Partner Details

Liverpool Institute for Performing Arts

Awards

Target Award

Award Description:Bachelor of Arts with Honours - BAH
Alternative Exit
Alternative Exit
Alternative Exit

Programme Offerings

Full-Time

F2F-LPA-SEP

Educational Aims of the Course

• To develop professional level design and technical skills across a range of performance, utilising well-established and emerging technologies, as well as encouraging creative innovation.
• To stimulate and focus the students’ enthusiasm, creativity, joy, and passion in their discipline.
• To cultivate a critical awareness of the social, economic, and cultural factors that impact on performance, both nationally and internationally.
• To encourage the ability to act independently and as part of a team, as an effective, and creative multi-skilled professional.
• To promote working methods that follow recognised industry good practice.
• To provide the student with the knowledge and skills to sustain a career in the field of theatre, production, technology, and the wider cultural industries.

Learning Outcomes

1.
Demonstrate operational practice and convention in a range of theatre technology equipment and systems.
2.
Work to current industry practice, engaging creatively and critically in a specialist discipline and using relevant technologies.
3.
Apply appropriate information technology skills with considerable awareness of their application and potential.
4.
Design and plan to a brief, delivering work within budget, ethical working practices, equipment, and personnel constraints, and providing technical solutions to complex production problems.
5.
Demonstrate high level skills in self-management and ability to independently set goals, manage workloads, work under pressure, and meet deadlines.
6.
Perform effectively within a team environment including leadership, team building, influencing and collaborative skills.
7.
Manage risk and health and safety considerations in accordance with industry specific regulations for performance and entertainment events.
8.
Conduct independent research, examine a range of contrasting critical perspectives and explore their significance to make informed opinions and communicate in a sophisticated way.
9.
Think reflexively to develop ideas and construct and present an argument effectively, drawing upon a comprehensive range of critical perspectives and evidence.
10.
Demonstrate highly creative and intelligent understanding of how key components of performance and production interact to communicate and provide meaning.
11.
Plan and record self-learning and development as the foundation for lifelong learning and evaluate professional opportunities for sustained employment in a chosen industry sector.
12.
Synthesise a range of approaches to achieve successful professional relationships and evaluate techniques to solve creative collaborative issues.
13.
Establish an awareness of the key business revenue types, legalities, unions, employment contract agreements and associations related to the live entertainment industry.

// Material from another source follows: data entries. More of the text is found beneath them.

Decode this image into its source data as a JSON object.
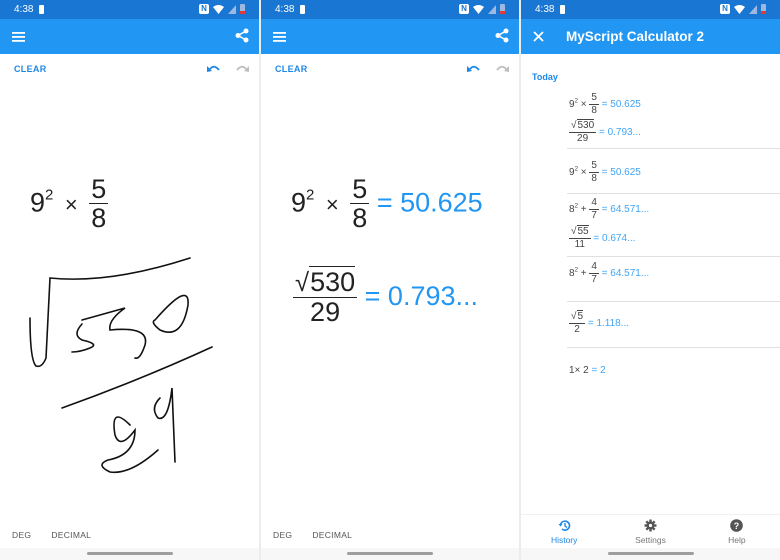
{
  "status_bar": {
    "time": "4:38"
  },
  "screens": [
    {
      "toolbar": {
        "clear_label": "CLEAR"
      },
      "expression_typed": {
        "base": "9",
        "exponent": "2",
        "operator": "×",
        "numerator": "5",
        "denominator": "8"
      },
      "handwriting": {
        "recognized_as": "√530 / 29"
      },
      "modes": {
        "angle": "DEG",
        "format": "DECIMAL"
      }
    },
    {
      "toolbar": {
        "clear_label": "CLEAR"
      },
      "expr1": {
        "base": "9",
        "exponent": "2",
        "operator": "×",
        "numerator": "5",
        "denominator": "8",
        "result": "= 50.625"
      },
      "expr2": {
        "radicand": "530",
        "denominator": "29",
        "result": "= 0.793..."
      },
      "modes": {
        "angle": "DEG",
        "format": "DECIMAL"
      }
    },
    {
      "title": "MyScript Calculator 2",
      "section": "Today",
      "history": [
        {
          "type": "power-frac",
          "base": "9",
          "exp": "2",
          "op": "×",
          "num": "5",
          "den": "8",
          "result": "= 50.625"
        },
        {
          "type": "sqrt-frac",
          "radicand": "530",
          "den": "29",
          "result": "= 0.793..."
        },
        {
          "type": "power-frac",
          "base": "9",
          "exp": "2",
          "op": "×",
          "num": "5",
          "den": "8",
          "result": "= 50.625"
        },
        {
          "type": "power-frac",
          "base": "8",
          "exp": "2",
          "op": "+",
          "num": "4",
          "den": "7",
          "result": "= 64.571..."
        },
        {
          "type": "sqrt-frac",
          "radicand": "55",
          "den": "11",
          "result": "= 0.674..."
        },
        {
          "type": "power-frac",
          "base": "8",
          "exp": "2",
          "op": "+",
          "num": "4",
          "den": "7",
          "result": "= 64.571..."
        },
        {
          "type": "sqrt-frac",
          "radicand": "5",
          "den": "2",
          "result": "= 1.118..."
        },
        {
          "type": "simple",
          "expr": "1× 2",
          "result": "= 2"
        }
      ],
      "tabs": [
        {
          "label": "History",
          "icon": "history-icon",
          "active": true
        },
        {
          "label": "Settings",
          "icon": "gear-icon",
          "active": false
        },
        {
          "label": "Help",
          "icon": "help-icon",
          "active": false
        }
      ]
    }
  ],
  "colors": {
    "status_bar": "#1976d2",
    "app_bar": "#2196f3",
    "accent": "#1e88e5",
    "result": "#2196f3"
  }
}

Teaching, Learning and Assessment

The aim of the programme is to develop a flexible, scaffolded curriculum, which with progression increases the responsibilities and challenges through deliberate practise primarily through project-based learning. Students are required to progress through levels of skill development and apply them in creative and technical learning environments that mirror professional practice. Methods of delivery include:

Lectures/Talks
A member of staff or a visiting lecturer giving a talk on a given theme or subject matter as stimulus or information pertinent to the module.

Seminars
Smaller group discussions on given topics or themes, which may be led by staff or students.

Workshop Demonstrations
A member of staff may demonstrate how technical equipment or processes work.

Workshop Classes
A member of staff may work with up to 6 students in a technical environment. This method is primarily employed to demonstrate principles on a practical, one-to-one basis, while ensuring that this knowledge is imparted to an extended group of students and that conceptual links between theory and practice are made.

Production Work
Working either independently or under tutor direction in studio, theatre, or other locations.

Tutorials
Normally on a one-to-one basis, individual tutorials are designed to help guide students through the process of their (largely) self-directed work at Level 6. Supervising tutors are allocated for dissertations, research projects and practical projects, and their role is to support the student’s own work process, as well as to monitor progress.

Field Study / Visit
An organised and normally accompanied student visit to alternative locations, for example recording studios, trade shows, venues, AV facilities.

 

Opportunities for work related learning

The programme design is focused on providing a vocational training which mirrors professional practice. Project, work-based learning is a core activity and the primary forum for teaching, learning and assessment. There is further engagement with the industry through the Industry Placement module at Level 5.

Programme Structure

Programme Structure Description

All modules at Level 4 are core, with no options. At Level 5, 75 credits are core. In addition, students choose 1 x 45 credit option from those listed. All options are always available. There are no prerequisites in these choices. All modules at Level 6 are core, with no … For more content click the Read More button below.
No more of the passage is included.